ROCmValidationSuite
The ROCm Validation Suite (RVS) is a system administrator’s and cluster manager's tool for detecting and troubleshooting common problems affecting AMD GPU(s) running in a high-performance computing environment, enabled using the ROCm software stack on a compatible platform.
The RVS is a collection of tests, benchmarks and qualification tools each targeting a specific sub-system of the ROCm platform. All of the tools are implemented in software and share a common command line interface. Each set of tests are implemented in a “module” which is a library encapsulating the functionality specific to the tool. The CLI can specify the directory containing modules to use when searching for libraries to load. Each module may have a set of options that it defines and a configuration file that supports its execution.

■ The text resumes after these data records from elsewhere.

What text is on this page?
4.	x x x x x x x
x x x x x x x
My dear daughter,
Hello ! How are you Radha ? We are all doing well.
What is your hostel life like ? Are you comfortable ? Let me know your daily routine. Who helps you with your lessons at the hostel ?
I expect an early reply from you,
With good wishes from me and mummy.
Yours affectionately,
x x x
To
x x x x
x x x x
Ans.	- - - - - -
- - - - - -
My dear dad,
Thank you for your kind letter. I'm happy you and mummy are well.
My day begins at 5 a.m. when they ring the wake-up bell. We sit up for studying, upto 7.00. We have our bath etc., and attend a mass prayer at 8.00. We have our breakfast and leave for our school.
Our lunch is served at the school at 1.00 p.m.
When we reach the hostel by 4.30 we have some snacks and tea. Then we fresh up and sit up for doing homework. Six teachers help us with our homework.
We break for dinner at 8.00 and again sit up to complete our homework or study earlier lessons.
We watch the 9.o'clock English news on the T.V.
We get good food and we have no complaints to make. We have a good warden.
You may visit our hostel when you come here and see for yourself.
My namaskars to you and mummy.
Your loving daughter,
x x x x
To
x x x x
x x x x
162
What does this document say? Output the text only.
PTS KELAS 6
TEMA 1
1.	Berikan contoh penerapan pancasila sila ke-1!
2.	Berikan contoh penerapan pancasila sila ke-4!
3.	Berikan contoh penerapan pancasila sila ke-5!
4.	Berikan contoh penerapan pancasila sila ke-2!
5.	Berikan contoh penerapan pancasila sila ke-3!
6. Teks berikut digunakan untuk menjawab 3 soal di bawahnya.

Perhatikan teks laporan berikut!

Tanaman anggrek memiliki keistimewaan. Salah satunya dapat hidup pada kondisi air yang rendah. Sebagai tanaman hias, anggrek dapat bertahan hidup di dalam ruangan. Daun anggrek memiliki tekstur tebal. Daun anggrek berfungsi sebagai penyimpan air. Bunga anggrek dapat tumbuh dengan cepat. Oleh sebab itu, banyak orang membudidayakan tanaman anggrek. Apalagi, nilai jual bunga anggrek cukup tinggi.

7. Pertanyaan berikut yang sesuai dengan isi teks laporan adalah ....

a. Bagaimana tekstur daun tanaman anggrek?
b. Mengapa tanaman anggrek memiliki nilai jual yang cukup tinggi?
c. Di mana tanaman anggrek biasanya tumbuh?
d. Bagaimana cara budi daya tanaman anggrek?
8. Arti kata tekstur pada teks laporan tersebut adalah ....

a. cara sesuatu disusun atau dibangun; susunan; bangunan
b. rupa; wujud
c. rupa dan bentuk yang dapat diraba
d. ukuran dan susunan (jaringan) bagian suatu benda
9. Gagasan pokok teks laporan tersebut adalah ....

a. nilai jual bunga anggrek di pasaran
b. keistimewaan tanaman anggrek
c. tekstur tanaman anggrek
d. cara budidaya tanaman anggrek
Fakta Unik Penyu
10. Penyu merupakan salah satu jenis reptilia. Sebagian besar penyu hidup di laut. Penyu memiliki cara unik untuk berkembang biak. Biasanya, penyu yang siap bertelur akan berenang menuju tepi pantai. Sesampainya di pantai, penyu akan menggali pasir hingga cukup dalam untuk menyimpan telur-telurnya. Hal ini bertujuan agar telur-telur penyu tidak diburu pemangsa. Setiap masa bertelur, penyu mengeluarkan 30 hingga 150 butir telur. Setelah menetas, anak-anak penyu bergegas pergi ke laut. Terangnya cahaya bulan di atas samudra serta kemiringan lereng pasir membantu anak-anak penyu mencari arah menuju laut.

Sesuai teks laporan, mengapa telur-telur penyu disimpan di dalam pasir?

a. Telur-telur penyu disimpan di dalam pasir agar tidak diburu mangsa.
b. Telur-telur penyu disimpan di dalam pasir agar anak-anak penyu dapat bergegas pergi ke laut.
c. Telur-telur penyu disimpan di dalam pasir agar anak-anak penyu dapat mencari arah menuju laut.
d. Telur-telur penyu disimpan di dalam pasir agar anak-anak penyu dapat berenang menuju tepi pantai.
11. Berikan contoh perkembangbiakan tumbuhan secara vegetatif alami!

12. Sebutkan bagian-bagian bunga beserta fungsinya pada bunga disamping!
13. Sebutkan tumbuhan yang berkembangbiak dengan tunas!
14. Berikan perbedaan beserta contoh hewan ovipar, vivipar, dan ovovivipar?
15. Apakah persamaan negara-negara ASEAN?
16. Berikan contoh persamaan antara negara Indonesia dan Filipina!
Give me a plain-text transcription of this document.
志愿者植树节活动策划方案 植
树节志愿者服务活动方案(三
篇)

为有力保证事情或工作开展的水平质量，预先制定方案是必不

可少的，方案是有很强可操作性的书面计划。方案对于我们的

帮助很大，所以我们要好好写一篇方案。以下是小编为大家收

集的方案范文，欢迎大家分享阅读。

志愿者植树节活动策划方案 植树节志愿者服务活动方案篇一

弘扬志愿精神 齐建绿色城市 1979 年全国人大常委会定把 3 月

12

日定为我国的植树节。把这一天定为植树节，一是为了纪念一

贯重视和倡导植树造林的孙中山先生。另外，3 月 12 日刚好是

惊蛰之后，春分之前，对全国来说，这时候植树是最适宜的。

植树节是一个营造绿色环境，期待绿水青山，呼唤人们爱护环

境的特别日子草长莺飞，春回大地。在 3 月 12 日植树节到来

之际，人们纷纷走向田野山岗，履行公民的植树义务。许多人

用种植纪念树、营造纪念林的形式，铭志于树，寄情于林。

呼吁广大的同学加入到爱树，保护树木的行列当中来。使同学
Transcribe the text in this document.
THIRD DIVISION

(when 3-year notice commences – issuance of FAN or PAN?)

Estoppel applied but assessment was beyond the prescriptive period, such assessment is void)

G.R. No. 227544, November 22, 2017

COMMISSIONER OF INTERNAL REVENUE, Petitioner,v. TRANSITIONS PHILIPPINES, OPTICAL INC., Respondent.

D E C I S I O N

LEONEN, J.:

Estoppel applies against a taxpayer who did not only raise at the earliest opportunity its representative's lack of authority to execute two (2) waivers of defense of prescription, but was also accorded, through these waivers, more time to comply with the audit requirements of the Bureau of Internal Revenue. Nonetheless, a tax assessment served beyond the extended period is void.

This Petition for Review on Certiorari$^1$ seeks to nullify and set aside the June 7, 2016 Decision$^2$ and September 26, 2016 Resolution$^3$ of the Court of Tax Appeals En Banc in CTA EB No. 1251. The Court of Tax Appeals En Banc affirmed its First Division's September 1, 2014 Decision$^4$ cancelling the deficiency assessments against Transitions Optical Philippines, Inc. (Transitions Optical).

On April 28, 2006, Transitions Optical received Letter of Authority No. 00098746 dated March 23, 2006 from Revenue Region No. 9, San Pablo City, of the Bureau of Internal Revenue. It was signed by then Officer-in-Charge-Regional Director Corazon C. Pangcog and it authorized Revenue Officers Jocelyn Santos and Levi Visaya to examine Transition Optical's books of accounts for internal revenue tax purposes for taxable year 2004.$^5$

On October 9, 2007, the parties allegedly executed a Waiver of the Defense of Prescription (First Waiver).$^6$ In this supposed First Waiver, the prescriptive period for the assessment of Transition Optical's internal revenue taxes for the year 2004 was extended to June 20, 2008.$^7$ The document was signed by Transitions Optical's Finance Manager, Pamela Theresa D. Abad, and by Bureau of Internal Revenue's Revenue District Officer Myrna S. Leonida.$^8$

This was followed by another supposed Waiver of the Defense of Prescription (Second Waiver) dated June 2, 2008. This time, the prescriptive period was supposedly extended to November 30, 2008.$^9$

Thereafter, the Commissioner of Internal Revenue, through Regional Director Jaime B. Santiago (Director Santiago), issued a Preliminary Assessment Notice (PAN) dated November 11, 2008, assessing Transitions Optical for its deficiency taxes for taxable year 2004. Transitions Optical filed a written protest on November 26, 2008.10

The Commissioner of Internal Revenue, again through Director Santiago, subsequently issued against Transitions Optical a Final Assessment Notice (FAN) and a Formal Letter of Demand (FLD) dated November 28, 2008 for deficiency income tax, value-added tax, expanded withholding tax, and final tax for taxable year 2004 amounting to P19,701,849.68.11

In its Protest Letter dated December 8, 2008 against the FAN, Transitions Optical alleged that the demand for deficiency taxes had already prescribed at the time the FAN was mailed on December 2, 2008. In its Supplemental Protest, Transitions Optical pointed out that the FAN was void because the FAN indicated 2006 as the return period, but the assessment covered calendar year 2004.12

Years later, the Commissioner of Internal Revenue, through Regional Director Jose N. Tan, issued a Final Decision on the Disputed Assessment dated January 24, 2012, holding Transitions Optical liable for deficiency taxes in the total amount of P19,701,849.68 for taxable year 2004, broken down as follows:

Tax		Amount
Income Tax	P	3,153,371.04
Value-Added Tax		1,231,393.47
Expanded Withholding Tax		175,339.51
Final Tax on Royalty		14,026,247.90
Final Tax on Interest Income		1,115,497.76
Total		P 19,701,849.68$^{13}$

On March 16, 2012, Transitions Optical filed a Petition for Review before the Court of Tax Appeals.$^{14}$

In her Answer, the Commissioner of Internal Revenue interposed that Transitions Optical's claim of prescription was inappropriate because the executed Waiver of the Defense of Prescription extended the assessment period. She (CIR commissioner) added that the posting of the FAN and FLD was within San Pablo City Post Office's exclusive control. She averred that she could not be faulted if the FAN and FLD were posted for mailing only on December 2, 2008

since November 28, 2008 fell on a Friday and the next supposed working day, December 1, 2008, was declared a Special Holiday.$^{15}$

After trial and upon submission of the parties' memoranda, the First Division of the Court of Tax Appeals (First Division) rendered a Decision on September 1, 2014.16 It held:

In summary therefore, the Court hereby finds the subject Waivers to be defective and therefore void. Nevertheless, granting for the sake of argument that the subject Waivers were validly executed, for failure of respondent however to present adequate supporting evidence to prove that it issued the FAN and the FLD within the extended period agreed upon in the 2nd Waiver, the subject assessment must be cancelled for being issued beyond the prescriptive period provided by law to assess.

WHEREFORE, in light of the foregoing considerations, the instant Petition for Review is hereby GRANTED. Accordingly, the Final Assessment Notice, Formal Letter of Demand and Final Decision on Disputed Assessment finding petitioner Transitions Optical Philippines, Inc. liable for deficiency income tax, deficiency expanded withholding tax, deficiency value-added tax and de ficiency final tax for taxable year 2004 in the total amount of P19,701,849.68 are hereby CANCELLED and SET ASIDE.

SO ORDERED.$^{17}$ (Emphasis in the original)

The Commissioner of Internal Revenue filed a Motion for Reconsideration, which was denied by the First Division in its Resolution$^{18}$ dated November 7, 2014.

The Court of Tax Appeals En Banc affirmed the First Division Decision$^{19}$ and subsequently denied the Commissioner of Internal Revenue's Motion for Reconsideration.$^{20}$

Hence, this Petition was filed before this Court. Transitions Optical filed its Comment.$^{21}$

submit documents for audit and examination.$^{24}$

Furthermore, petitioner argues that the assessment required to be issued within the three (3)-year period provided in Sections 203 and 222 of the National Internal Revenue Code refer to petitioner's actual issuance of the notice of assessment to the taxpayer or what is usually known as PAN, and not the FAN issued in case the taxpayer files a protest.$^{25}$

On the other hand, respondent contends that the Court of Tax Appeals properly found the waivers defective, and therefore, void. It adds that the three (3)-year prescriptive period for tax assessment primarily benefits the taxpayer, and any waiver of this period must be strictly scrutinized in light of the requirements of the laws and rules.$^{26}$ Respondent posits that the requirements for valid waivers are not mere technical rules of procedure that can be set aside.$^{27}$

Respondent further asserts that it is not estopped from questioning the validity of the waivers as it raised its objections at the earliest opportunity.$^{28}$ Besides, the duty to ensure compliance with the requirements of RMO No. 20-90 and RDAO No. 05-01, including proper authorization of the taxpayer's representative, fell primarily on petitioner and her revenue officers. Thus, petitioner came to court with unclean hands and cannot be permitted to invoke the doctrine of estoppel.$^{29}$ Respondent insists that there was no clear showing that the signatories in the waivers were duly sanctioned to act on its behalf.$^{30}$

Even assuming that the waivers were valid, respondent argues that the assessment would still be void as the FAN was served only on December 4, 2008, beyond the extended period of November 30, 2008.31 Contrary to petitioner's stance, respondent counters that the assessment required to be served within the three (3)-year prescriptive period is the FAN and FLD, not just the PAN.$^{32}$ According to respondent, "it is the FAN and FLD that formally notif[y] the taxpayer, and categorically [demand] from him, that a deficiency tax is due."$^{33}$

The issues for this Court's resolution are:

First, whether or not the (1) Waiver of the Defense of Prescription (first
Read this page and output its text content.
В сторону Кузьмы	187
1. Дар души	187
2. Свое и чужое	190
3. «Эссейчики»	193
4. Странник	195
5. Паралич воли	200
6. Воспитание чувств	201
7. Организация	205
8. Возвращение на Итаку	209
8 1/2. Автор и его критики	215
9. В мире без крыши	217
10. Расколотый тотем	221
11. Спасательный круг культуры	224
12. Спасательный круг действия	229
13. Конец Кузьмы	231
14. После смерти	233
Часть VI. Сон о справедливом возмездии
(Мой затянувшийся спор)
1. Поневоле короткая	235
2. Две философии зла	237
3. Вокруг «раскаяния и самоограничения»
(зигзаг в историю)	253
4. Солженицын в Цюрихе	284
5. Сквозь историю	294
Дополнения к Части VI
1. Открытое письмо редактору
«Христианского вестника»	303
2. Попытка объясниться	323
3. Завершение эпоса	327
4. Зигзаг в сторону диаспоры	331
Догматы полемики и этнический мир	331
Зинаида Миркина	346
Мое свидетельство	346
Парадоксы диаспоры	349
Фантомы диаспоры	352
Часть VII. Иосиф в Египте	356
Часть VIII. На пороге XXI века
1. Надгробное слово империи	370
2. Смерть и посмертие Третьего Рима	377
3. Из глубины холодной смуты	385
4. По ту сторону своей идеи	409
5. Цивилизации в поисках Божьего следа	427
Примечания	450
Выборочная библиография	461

The function of each module see this link.
Examples and about config files link.
Prerequisites
Please do this before compilation/installing compiled package.
Ubuntu :
sudo apt-get -y update && sudo apt-get install -y libpci3 libpci-dev doxygen unzip cmake git
CentOS :
sudo yum install -y cmake3 doxygen pciutils-devel rpm rpm-build git gcc-c++
RHEL :
sudo yum install -y cmake3 doxygen rpm rpm-build git gcc-c++
wget http://mirror.centos.org/centos/7/os/x86_64/Packages/pciutils-devel-3.5.1-3.el7.x86_64.rpm
sudo rpm -ivh pciutils-devel-3.5.1-3.el7.x86_64.rpm
SLES :
sudo SUSEConnect -p sle-module-desktop-applications/15.1/x86_64
sudo SUSEConnect --product sle-module-development-tools/15.1/x86_64
sudo zypper install -y cmake doxygen pciutils-devel libpci3 rpm git rpm-build gcc-c++
Install ROCm stack, rocblas and rocm-smi-lib
Install ROCm stack for Ubuntu/CentOS/SLES/RHEL, Refer https://github.com/RadeonOpenCompute/ROCm
Note:
rocm_smi64 package has been renamed to rocm-smi-lib64 from >= ROCm3.0. If you are using ROCm release < 3.0 , install the package as "rocm_smi64". rocm-smi-lib64 package has been renamed to rocm-smi-lib from >= ROCm4.1.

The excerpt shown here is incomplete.